All this is of course not to label the literature of the American Renaissance as in any way “modernist.” Modernist literature specifically and with not a little self-contradiction attempts to represent an anxiety about whether the world can in fact be sufficiently understood by human beings to be represented in fiction. Romanticist literature of Nineteenth Century America is not concerned with whether the world can be represented but how to represent it, assuming (and along with realism this is the major epistemological divergence of Romanticism from modernism) that the world—whether physical, spiritual, social, or political—is intrinsically understandable to human perceptive and intellectual capacities. However, the fact that modernity, and a modernity not vastly different in concerns or effects from the present, underlay nearly all literary production of the American Renaissance is, I have come to believe at the semester’s end, indisputable. All of the essays I have written for this course have in some way found themselves necessarily concerned with modernity, and through those exercises as well as the class lectures and discussions I have learned to perceive the “old white fathers” of American literature as not so male, not so white, and not so old as I once assumed.

On to business. As far as the course syllabus went, I felt that it was representative of the major texts of American Romanticism, which is to say I recognized most of the names and titles. However, it is difficult for me to know how much of the period is in fact telescoped into those texts. By this I mean that the course seemed to spend a little too much time on pre- and post-Romanticism. Definitely some pre-Romantic context should be given, and I’m loathe to see either Edwards’s “Sinners” or Rowlandson’s captivity narrative go, but it would have been nice were more time free for the American Renaissance itself, especially for more artists I’ve not heard of if any are relevant (and I assume that there are plenty; I’m not as ecumenical in my reading as I’d like). By the same token, and as a fan of modernists this is almost hard for me to write, four classes on post-Romanticism—almost a third of the semester—felt like too much.

Granted, there was a lot of good stuff; I make no secret of my infatuation with Faulkner, Henry James and Zora Hurston and Langston Hughes are always great, and I may never have read Katherine Porter’s “The Grave,” one of my favorite stories of the semester, were it not included in the syllabus. But the really important bits might be able to be compressed into just one or two classes, maybe one day of Daisy Miller for realism, and another day with one modernist story and a handful Jazz Age poetry to bring us to the Twentieth Century. Meanwhile the rest of the semester could be fleshed out with (as we talked about in class) more poetry—my own preference would be more Dickinson, Whitman, and Poe, but I’d have loved to have encountered Romanticist poets I’ve not heard of—and, because it seemed that Native Americans were somewhat underrepresented on the whole, perhaps some selections from Black Elk Speaks, which I remember from last semester’s class on minority literature as highly Romanticist.

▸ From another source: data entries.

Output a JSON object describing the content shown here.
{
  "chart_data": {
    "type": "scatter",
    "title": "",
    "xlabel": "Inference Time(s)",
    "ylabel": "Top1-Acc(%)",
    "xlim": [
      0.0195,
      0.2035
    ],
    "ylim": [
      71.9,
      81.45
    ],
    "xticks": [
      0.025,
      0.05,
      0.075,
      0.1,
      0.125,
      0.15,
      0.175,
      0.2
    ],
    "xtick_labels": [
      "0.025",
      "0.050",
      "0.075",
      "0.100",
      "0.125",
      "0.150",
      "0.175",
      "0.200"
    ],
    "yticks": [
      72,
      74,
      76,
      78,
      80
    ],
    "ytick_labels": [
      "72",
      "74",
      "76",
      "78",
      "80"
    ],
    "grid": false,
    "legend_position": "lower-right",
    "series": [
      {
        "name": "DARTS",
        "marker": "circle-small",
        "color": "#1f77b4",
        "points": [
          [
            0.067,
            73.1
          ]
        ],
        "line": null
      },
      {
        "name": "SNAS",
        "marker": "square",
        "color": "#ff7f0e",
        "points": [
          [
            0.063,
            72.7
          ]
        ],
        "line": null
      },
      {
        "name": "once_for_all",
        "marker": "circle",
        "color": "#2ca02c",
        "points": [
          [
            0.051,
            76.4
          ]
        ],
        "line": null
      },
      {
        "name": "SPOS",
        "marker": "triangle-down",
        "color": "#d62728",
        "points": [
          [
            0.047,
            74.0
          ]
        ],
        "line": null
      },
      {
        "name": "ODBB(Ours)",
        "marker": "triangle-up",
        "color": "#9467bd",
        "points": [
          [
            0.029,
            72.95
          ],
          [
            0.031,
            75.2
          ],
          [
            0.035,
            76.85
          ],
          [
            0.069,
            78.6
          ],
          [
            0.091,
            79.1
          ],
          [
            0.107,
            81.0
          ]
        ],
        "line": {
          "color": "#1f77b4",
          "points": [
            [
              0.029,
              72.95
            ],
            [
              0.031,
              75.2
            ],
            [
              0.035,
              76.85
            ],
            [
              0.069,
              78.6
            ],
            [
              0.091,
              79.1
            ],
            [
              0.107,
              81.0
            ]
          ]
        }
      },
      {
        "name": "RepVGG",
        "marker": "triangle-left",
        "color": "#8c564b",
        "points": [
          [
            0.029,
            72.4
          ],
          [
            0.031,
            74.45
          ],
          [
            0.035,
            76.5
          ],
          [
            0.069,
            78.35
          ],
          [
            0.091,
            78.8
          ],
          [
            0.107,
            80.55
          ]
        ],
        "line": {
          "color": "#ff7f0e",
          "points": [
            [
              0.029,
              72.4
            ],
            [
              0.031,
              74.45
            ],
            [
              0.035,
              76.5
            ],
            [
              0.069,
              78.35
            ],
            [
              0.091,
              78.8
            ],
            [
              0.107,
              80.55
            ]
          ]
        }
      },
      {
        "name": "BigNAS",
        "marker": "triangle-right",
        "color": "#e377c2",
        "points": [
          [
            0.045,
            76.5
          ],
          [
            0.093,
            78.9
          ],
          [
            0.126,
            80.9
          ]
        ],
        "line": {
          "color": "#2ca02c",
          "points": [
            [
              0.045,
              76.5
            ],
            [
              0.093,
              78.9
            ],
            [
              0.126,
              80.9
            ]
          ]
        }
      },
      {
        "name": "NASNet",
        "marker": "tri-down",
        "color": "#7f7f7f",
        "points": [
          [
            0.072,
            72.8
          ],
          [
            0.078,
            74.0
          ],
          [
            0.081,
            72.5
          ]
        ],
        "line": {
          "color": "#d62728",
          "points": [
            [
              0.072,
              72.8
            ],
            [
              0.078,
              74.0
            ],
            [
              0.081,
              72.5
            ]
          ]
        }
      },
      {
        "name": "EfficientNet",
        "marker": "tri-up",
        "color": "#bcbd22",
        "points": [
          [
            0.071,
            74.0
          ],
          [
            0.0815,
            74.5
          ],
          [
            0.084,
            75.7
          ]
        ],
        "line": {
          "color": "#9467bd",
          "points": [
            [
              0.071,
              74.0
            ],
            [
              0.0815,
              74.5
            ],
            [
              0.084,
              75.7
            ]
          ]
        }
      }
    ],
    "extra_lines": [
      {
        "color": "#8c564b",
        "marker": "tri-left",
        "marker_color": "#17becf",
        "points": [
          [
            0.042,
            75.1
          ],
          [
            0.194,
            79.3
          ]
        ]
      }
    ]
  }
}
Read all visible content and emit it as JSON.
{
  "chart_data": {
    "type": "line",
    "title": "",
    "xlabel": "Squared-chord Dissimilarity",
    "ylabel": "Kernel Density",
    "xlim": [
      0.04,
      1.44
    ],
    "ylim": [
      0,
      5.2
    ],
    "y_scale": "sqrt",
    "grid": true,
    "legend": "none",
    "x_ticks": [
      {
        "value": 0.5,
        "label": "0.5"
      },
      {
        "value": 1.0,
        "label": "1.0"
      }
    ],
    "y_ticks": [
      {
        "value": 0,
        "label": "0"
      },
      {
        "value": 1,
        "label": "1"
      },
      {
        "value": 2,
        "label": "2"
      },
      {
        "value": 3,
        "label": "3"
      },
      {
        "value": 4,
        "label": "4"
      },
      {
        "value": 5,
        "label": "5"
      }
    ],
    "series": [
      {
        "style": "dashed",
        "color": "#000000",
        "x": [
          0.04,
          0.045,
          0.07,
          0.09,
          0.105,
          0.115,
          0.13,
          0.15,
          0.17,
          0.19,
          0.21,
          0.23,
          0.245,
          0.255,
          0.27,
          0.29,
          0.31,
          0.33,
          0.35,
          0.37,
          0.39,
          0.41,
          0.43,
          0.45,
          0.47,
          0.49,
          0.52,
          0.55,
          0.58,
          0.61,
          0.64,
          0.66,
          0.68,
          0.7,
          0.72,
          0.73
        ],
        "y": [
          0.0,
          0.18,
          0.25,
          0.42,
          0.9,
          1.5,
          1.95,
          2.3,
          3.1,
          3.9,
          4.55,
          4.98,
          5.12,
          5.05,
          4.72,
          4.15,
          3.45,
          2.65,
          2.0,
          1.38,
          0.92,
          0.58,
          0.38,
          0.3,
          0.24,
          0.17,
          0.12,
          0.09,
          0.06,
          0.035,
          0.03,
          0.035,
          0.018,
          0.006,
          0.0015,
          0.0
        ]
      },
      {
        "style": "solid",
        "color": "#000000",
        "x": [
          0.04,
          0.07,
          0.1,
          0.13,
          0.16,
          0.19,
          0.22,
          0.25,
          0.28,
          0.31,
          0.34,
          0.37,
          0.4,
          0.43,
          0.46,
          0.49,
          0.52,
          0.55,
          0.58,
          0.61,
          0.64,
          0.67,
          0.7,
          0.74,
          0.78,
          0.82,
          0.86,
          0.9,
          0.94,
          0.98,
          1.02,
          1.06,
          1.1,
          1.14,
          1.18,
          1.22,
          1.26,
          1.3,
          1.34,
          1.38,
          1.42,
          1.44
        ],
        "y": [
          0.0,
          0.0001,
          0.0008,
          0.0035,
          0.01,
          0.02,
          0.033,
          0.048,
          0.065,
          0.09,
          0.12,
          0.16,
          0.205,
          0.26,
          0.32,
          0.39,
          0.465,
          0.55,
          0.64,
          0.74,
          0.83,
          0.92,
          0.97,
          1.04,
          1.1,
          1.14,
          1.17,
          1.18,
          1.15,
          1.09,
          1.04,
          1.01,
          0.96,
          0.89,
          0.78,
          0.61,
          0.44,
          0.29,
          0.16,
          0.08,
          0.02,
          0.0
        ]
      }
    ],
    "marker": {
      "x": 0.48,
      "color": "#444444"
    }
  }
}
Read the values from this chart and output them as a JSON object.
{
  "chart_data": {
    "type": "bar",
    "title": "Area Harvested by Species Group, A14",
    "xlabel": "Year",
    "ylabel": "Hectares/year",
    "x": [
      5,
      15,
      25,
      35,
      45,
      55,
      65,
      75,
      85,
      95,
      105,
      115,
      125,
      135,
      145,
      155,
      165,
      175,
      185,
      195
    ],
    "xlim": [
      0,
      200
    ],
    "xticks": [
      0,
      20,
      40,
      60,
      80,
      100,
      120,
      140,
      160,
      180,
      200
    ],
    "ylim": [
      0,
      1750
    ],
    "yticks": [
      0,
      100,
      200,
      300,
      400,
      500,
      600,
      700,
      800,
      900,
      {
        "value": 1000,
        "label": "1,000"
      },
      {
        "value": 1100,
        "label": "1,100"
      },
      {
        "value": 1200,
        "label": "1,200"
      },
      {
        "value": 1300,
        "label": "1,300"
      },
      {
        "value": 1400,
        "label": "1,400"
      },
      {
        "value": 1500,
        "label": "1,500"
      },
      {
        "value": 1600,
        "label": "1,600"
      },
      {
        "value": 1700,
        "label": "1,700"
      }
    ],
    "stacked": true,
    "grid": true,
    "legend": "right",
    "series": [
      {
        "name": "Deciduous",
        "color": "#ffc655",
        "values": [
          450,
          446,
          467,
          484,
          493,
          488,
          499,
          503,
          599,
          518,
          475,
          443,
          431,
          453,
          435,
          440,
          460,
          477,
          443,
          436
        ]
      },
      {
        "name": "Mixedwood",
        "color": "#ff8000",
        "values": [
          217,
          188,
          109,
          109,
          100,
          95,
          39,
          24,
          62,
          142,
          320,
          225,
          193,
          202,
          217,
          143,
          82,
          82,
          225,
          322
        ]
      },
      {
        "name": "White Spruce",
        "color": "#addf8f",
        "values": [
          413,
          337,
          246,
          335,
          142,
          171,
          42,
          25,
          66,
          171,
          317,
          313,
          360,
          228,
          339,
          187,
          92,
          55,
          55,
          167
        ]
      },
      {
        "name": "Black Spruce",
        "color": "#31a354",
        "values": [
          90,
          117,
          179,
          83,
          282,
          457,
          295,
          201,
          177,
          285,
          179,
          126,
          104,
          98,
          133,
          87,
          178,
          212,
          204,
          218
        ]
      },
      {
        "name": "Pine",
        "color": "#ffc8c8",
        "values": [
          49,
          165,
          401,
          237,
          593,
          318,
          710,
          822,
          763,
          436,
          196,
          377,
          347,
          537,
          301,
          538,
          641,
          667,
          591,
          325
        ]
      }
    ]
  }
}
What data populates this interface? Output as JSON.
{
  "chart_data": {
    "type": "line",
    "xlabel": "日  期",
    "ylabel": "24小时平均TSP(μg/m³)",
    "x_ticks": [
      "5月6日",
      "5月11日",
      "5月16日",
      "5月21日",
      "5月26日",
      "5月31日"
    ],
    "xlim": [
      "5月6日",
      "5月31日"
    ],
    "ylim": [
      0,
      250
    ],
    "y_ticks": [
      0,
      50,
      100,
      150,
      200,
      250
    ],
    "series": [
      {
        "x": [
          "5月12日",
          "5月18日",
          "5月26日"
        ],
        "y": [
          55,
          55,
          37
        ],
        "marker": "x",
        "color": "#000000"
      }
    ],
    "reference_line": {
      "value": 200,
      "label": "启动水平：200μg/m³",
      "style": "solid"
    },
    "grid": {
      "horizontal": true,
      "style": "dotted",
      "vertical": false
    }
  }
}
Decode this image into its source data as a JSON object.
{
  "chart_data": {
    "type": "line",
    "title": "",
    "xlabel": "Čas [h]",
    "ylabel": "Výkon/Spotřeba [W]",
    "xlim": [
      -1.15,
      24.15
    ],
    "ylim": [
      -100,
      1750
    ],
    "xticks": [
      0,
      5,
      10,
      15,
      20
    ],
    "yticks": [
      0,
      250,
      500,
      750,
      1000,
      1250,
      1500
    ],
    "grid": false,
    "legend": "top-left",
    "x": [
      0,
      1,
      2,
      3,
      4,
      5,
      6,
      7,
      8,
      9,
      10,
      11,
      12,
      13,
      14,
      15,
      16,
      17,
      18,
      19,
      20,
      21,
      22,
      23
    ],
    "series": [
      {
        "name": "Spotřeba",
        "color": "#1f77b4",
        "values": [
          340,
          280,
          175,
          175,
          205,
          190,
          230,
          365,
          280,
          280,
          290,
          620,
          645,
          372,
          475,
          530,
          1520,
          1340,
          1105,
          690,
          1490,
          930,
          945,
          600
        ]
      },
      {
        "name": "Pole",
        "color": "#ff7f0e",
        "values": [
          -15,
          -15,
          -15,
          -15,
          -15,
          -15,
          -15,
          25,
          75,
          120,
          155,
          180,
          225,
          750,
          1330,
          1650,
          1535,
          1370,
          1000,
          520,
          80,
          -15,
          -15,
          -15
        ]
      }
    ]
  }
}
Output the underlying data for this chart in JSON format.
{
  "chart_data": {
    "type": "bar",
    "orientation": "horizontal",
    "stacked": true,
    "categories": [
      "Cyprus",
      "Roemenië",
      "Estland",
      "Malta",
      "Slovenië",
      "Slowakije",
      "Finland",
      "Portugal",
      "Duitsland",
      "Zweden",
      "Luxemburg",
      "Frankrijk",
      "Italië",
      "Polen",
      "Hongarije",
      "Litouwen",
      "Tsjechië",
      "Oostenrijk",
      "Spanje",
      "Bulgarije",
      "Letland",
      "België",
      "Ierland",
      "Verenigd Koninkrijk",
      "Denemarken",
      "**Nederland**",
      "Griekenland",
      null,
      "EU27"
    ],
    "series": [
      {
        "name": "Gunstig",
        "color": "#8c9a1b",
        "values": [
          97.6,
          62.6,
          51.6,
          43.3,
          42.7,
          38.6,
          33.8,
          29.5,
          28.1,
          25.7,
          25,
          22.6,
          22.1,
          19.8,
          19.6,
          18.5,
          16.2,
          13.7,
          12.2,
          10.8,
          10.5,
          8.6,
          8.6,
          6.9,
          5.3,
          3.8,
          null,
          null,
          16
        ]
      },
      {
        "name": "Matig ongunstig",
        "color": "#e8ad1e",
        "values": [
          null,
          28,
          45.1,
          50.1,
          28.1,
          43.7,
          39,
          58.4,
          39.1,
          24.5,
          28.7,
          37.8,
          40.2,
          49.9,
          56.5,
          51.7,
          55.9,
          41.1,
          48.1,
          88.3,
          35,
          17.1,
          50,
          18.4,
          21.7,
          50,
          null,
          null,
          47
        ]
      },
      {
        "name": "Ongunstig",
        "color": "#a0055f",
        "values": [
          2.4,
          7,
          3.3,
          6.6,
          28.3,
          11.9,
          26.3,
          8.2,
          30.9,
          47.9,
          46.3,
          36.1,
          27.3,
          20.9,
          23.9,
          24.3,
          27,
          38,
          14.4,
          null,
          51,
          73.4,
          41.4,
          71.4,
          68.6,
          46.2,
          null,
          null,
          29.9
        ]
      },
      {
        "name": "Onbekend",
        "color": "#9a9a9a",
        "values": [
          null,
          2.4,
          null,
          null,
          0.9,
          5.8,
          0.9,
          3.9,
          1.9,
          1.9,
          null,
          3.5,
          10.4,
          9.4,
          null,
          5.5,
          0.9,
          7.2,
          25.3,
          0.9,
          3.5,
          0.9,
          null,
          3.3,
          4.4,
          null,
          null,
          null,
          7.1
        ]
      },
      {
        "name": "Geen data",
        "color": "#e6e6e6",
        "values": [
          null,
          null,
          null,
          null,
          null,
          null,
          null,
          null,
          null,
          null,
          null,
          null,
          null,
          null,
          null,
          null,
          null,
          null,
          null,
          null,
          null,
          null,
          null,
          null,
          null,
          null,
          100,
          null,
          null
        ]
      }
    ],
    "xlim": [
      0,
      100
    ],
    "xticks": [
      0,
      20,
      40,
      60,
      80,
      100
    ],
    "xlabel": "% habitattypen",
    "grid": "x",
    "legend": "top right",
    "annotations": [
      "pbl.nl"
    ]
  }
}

Melville would have been nice to see too, though I have no idea how Moby-Dick would fit in without taking over the entire course.

A last wish, and this is really stuffing Helena’s imaginary syllabus with ten pounds of texts in a five-pound text-bag, would have been some contextualization with European Romanticism, some Keats or Goethe contrasted with Whitman et al., in the early days of the semester. Otherwise, the texts were engaging, the assignments challenging, and my classmates invigorating, while the course overall gave me opportunity to reconsider my position on pre-Twentieth Century American literature. Historical contextualization does wonders, and I came out of the semester less ready to dismiss those authors and works I’ve been trained to think of, by my education as well as my personal interests, as outdated and irrelevant to my post-post-modern/colonial/national world.